Von vielen Seiten hören wir das Schlagwort der ›Öko-Diktatur‹, das denen entgegenhalten wird, die sogenannte Freiheiten zugunsten des Klimaschutzes einschränken wollen. Ob und wie das sinnvoll sein kann – überhaupt die Frage, was eine solche ›Öko-Diktatur‹ sinnvollerweise meinen kann – möchte ich an dieser Stelle nicht erörtern.

Es reicht mir, darauf hinzuweisen, dass es sicherlich nicht die Lösung unserer gesellschaftlichen Krise sein kann, äußere Zwänge zu verbreiten – zumindest kann es nicht der einzige Bestandteil einer Lösung sein. An dieser Stelle, so darf man mir es gerne vorhalten, bin ich Idealist: Wir werden sämtlichen Herausforderungen unserer Zeit nicht angemessen begegnen können, wenn wir es nicht schaffen, im Einzelnen die vernünftige Einsicht und den Willen zur Lösung des jeweiligen Problems zu generieren.

Es ist ein Bildungsproblem?

Ein Beispiel: Wenn jemand nicht einsehen will oder kann, dass eine Kohlenstoffdioxid-Steuer oder ein SUV-Verbot für ihn selbst und natürlich für andere Lebewesen sinnvoll ist, und diese stattdessen für einen Eingriff in die eigene Freiheit empfindet, dann haben wir hier in erster Linie ein Bildungsproblem.

Dasselbe gilt nicht nur für den Bereich, wo vernünftiges Denken aufhört, sondern auch für den Bereich der Herzensbildung: Wenn jemand nicht einsehen will oder kann, dass es Menschen in Not gibt, die ihre Heimat verlassen, weil sie fürchten müssen, dort zu sterben, und stattdessen darauf pocht, dass diese Menschen zurück in ihr Land geschickt werden, dann haben wir auch hier in erster Linie ein Bildungsproblem.

Aber dieses Problem reicht noch viel weiter: Wenn wir bittererweise einsehen müssen, dass wir zum Großteil Menschen in führenden Positionen haben, die sowohl auf Seiten der Vernunft als auch auf Seiten der Empathie erheblichen Nachholbedarf vorweisen, dann müssen wir zugleich feststellen, dass wir auch in diesem Bereich ein Bildungsproblem vorliegen haben.

Wir können noch so viele Gesetze und Zwänge einführen, die uneinsichtige Menschen zu lenken beginnen, aber dem grundlegenden Problem entkommen wir dadurch nicht. Eine Krise wird nur vorzeitig behoben, wenn ihre Quelle nicht beseitigt wird – irgendwann sorgt diese an einer anderen Stelle für eine andere Krise.

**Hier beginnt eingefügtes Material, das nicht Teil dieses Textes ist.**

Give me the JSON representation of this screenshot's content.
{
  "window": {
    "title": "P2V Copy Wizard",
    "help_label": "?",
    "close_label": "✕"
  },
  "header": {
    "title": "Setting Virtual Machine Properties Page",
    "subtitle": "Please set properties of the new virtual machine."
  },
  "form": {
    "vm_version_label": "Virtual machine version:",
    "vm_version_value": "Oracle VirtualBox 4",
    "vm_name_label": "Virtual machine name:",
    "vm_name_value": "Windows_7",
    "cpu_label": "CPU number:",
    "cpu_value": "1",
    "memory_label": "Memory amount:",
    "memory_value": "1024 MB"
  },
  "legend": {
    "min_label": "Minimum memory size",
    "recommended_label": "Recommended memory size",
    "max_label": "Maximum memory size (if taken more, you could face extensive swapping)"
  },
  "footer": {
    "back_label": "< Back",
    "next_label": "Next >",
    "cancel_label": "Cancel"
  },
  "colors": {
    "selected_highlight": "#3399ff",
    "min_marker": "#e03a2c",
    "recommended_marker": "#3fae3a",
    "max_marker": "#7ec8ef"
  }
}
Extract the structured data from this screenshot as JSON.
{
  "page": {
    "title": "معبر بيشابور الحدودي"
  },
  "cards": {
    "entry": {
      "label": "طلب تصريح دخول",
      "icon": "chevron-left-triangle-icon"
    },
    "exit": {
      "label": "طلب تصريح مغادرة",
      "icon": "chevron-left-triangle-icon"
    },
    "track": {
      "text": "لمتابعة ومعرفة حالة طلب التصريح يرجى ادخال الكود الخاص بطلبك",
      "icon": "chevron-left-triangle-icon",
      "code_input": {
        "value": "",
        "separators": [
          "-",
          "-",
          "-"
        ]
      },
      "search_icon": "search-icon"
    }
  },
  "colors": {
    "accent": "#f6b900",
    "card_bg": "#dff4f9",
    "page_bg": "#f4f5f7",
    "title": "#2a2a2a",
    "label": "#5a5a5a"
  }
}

Ja, die Antwort auf die brennenden Fragen unserer Zeit misst sich letztlich anhand der Bildung. Leider lassen sich die Versäumnisse in diesem Bereich für die Gegenwart nicht mehr gutmachen, doch für die Zukunft bleibt Hoffnung.


Quellen und Verweise

[1] Global Footprint Network – Past Earth Overshoot Days, 2019.

[2] Global Footprint Network National Footprint Accounts, 2019.

[3] Vgl.: OECD: How’s Life? 2017: Measuring Well-being, OECD Publishing, Paris, S.38ff.